Pour avoir un avis qui compte, autant demander au meilleur. Et le meilleur en matière de gastronomi­e, en Suisse romande, c'est Franck Giovannini. A la tête du Restaurant de l'Hôtel de Ville de Crissier, le chef est auréolé de trois étoiles au Guide Michelin et d'un 19/20 au GaultMilla­u. Pour celles et ceux qui ne le connaîtrai­ent pas, ça vous situe le bonhomme. Et ça force le respect.

Alors, faut-il un bon vin pour faire de la bonne cuisine? «Oui et non», répond Franck Giovannini. Ce qui ne nous avance pas dans notre quête de vérité. Mais le chef précise: «Pour les sauces, les bons vins sont plutôt utilisés pour la finition que pour le démarrage.» En cuisine, on utilise donc des vins de différente­s qualités, selon l'étape à laquelle on se trouve. Franck Giovannini prend l'exemple d'une sauce au vin blanc. Pour la réduction, un nectar standard fera l'affaire. «On perd la typicité du vin en le cuisinant et en ajoutant de la crème, par exemple. On ne le reconnaîtr­a donc pas», précise-t-il. Champagne ou vin blanc standard, du pareil au même, donc. En revanche, pour la touche finale, c'est tout autre chose. «C'est important d'avoir un bon vin pour faire la différence. On le choisira en fonction de ce que l'on cherche comme typicité de la sauce. Un dézaley peut, par exemple, apporter un côté vif et une touche d'acidité.»

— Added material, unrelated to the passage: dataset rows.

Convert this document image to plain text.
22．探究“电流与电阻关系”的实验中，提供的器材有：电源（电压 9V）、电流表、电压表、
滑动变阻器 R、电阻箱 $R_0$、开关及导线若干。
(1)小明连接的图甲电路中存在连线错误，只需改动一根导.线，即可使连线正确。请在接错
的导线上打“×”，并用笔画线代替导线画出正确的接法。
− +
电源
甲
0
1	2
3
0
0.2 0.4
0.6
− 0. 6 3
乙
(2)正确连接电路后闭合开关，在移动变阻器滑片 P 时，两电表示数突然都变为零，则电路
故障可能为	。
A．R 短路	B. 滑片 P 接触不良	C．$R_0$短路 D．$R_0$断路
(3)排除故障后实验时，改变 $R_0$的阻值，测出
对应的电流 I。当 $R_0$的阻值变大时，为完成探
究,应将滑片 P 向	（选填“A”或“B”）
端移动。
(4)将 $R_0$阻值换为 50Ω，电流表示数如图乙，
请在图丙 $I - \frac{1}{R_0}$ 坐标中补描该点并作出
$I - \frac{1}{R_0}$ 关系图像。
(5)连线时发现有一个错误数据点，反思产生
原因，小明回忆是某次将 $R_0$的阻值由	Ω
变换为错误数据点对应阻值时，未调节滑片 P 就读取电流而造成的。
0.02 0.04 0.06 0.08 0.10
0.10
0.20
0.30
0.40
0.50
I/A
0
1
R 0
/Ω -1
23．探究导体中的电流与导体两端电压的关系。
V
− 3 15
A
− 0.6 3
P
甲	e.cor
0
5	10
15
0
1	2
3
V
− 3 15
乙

Et c'est idem pour les rouges. «Lorsque l'on fait un boeuf bourguigno­n, avec une grosse réduction, le vin n'a pas d'importance, car il perd sa typicité en cuisant avec la garniture et la viande. On préférera simplement un vin plus tannique à un nectar plus léger, si l'on souhaite une sauce plus corsée.» En résumé: «Cela ne sert à rien de faire une réduction avec un Château Margaux», sourit Franck Giovannini. En revanche, un très grand vin peut sublimer une sauce. Il est déjà arrivé au chef de l'Hôtel de Ville de Crissier de terminer une sauce avec du Château d'Yquem (vin liquoreux de Bordeaux, produit par le domaine du même nom). «Cela fait toute la différence», assuret-il. Mais reconnaît-on le nectar lors de la dégustatio­n du plat? «A l'aveugle, si on ne le sait pas, c'est difficile. Mais si on est averti et que l'on fait attention, on le ressent.» Parole de chef triplement étoilé.